Kolumne: Plötzlich Mensch – Ein Blick hinter die Kulissen des Callcenters
In Zeiten von Chatbots und automatisierten E-Mails erscheint persönlicher Kundenservice per Telefon auf den ersten Blick großartig. Unsere Kolumnistin weiß aber aus Erfahrung: Der Schein trügt.
Es gibt einen Sommer, den ich nie vergessen werde. Ich war zwanzig, lebte in Berlin und hielt mich mit diversen Nebenjobs über Wasser. Zusätzlich musste ich 700 Euro zusammenkratzen, um mir für mein bald beginnendes Studium einen Laptop zu kaufen. Der Stundenlohn lag damals zwischen fünf und acht Euro. Neben dem Flyerverteilen in der Innenstadt und einem abendlichen Fitnesscenter-Job brauchte ich also etwas, das sich mehr lohnte. Ein Plakat in der U-Bahn lockte mich ins Callcenter. Von da an verbrachte ich meine Tage in einem stickigen Großraumbüro mit Headset vor einem Bildschirm – und verkaufte Telefonverträge. Es war die Hölle.
"Aufstehen, lächeln!"
Immer wieder klinkten sich meine Chefs in die Leitung ein und brüllten mich nach erfolglosen Gesprächen an. Wer die meisten "Leads", also potenzielle Kunden, nach der Schicht vorweisen konnte, erhielt Kino- oder Einkaufsgutscheine. Die Vorgesetzten patrouillierten mit Argusaugen - und Ohren - durch die Sitzreihen und riefen uns ständig zu: "Aufstehen, lächeln!" Das sollte angeblich unsere Erfolgsquote steigern. Nie wurde ich häufiger beschimpft, nie rauchte ich mehr und nie war ich abends ausgelaugter als in diesem Sommer im Callcenter.
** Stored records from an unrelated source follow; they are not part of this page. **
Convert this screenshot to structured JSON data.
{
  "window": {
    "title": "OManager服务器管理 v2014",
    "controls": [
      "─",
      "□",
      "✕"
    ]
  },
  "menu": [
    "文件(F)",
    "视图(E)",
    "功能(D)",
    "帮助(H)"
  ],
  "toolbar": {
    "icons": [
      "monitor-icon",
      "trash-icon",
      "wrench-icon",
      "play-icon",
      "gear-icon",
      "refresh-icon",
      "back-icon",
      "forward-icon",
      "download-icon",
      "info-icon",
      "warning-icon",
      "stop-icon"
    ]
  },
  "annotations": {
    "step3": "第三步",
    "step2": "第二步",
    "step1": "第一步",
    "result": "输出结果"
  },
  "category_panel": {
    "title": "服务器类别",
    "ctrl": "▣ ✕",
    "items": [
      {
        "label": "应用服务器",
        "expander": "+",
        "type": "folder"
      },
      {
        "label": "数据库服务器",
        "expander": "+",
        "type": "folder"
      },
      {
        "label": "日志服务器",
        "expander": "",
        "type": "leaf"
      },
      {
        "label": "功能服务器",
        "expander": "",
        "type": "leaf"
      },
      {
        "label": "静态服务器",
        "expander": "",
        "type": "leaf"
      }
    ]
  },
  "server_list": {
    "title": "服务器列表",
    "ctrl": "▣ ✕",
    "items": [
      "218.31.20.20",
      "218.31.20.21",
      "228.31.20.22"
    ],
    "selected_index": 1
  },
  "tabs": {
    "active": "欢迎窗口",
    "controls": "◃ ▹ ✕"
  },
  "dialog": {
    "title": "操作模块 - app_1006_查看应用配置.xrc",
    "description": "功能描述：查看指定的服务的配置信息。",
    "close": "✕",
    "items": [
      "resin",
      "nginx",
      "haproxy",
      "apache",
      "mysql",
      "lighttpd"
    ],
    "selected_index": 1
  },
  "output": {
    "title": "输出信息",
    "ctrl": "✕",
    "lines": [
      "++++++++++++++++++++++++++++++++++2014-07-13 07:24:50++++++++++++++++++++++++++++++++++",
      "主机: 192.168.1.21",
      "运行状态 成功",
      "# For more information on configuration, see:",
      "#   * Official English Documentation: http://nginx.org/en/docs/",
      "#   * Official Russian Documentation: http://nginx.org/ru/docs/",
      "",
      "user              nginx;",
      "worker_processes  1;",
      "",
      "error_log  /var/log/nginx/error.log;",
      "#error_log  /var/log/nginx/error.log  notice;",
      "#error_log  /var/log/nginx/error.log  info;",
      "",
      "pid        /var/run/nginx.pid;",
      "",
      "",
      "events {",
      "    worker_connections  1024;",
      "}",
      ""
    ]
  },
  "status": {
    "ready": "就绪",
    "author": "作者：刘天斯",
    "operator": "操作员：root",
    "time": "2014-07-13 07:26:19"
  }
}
Gut "Für Elise", schlecht für die Nerven
Trotz dieser Erfahrung gibt es heute kaum etwas, das mich wütender macht, als nach stundenlanger Warteschleife mit einem unfähigen Callcenter-Mitarbeiter verbunden zu werden. Gut, die aktuelle politische Weltlage ärgert mich mehr, aber Kundenservice-Hotlines kommen bald danach. Ein Vorfall vor ein paar Tagen macht mir aber Hoffnung: Ich wollte meinen Handyvertrag kündigen und musste dafür die "Service-Hotline" meines Anbieters anrufen. Nach 35 quälend langen Minuten in der Warteschleife (unterlegt mit einer aggressiv-machenden Version von "Für Elise") wurde ich endlich durchgestellt. Schon nach wenigen Minuten war klar: Die Frau am anderen Ende hatte keinerlei Interesse daran, meine Kündigung zu akzeptieren. Stattdessen versuchte sie, mir einen neuen Tarif aufzuschwatzen.
Mehr als eine Stimme
Aber: Statt gereizt zu reagieren, drehte ich den Spieß um und zwang mich zu Freundlichkeit. Je höflicher und herzlicher ich mit der Frau sprach, desto mehr überzeugte ich nicht nur sie, sondern auch mich selbst. Ich bedankte mich bei ihr und betonte, wie froh ich sei, dass sie mir helfe. Und plötzlich war sie mehr als nur eine Stimme. Es schien sie sehr zu überraschen, freundlich behandelt zu werden. Nach einiger Zeit fragte sie mich, ob ich an ihrer Aussprache erkannt hätte, dass sie Araberin sei. Hatte ich nicht. Neugierig fragte ich nach und sie erzählte mir mit hörbarem Stolz, dass sie in Kairo arbeite und vier Jahre lang Deutsch an der Universität gelernt habe. Tatsächlich sei sie aber noch nie in Deutschland gewesen.
Plötzlich Mensch
Nach diesem Gespräch, das übrigens mit der selbstverständlichen Kündigung meines Vertrags endete, wurde mir eines klar: Dieser Moment, in dem eine Funktion – sei es der Sachbearbeiter im Amt oder die Hotline-Agentin – plötzlich ein Mensch wird, ist tröstlich und verbindend. Ach so, und was meinen Sommer im Callcenter betrifft: Er war erfolgreich. Der Laptop brachte mich durchs Studium.